Nevertheless, as a youth replete with a strong sense of responsibility and
mission, I am prepared to carry with me back to China the knowledge that I will
acquire from my prospective degree program at your esteemed college. More
specifically, I plan to work at the most authoritative research institution in
China, the Research Center of the Economic Development (DRC) under the State
Council of China, to pursue a fruitful career. It is my wish that my future
undertakings would generate breakthroughs and radical contributions to both the
theory and the practice of China's organizational transformations.
DRC is an organization specifically devoted to the government's policy
research and consultation and is directly affiliated to the State Council of the
People's Republic of China. It focuses on the analysis and the solution of the
macro, strategic, and long-term problems in China's national economy while
providing administrative consultations to the government. As the country's
economic think tank, DRC addresses itself to the implementation and the research
of the organizational reform of state-owned enterprises as one of its primary
tasks. This is so closely related to my target degree program that my future
research will arouse serious attention of the government.
A belief that I have consistently maintained is that the great value of the
research findings from a particular economic management project is primarily
incorporated in its ability to contribute to development of a particular
enterprise, a particular nation, or a particular field of the international
community.
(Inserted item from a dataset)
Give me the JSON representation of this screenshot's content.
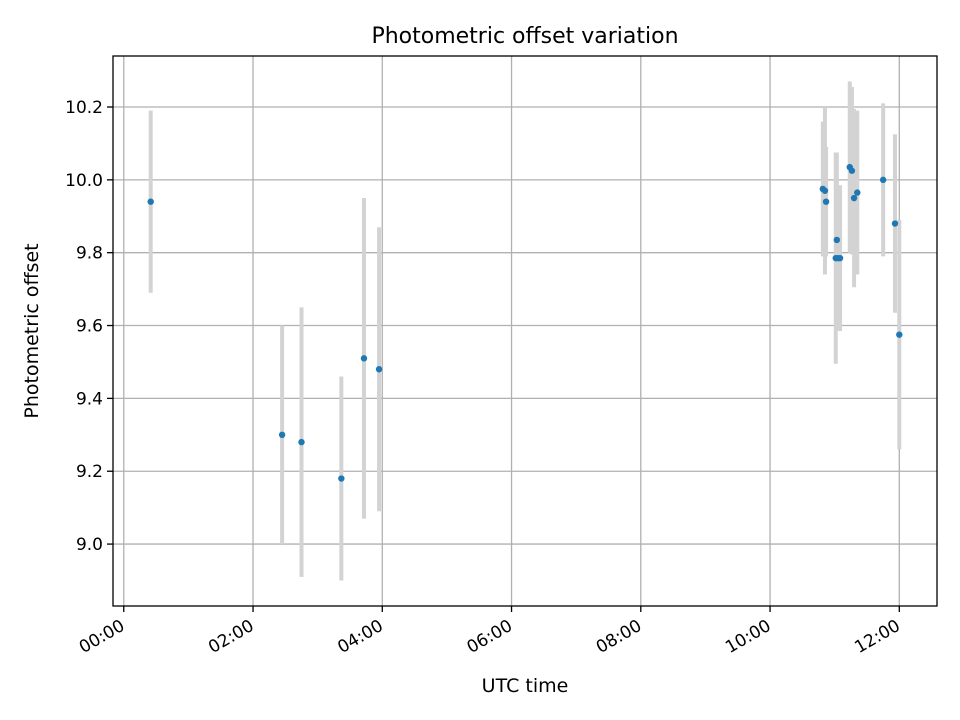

Such a role is almost invariably impossible to be played by one
individual only. The DRC, however, with its galaxy of the most outstanding
economists of the nation carrying the most advanced economic and managerial
theories, will transform every research finding into important frame of
reference for the government in the execution of its policies. Any proposal,
once adopted by the government, will produce comprehensive and direct impact on
the management of national economy. In this sense, a career at this research
center will make possible the perfect marriage between my academic concepts and
the actual practice of economic management, generating maximum social effects,
fulfilling my own academic value, and incarnating the value of the education
that your college is to impart to me.
I am resolved to develop myself into a scholar who will promote and guide
successful social changes in the field of organizational transformation by means
of my academic research. The education that your respected college can provide
will be my most treasured source of knowledge and the DRC will undoubtedly help
me materialize by career objective that I consider most worthy and meaningful.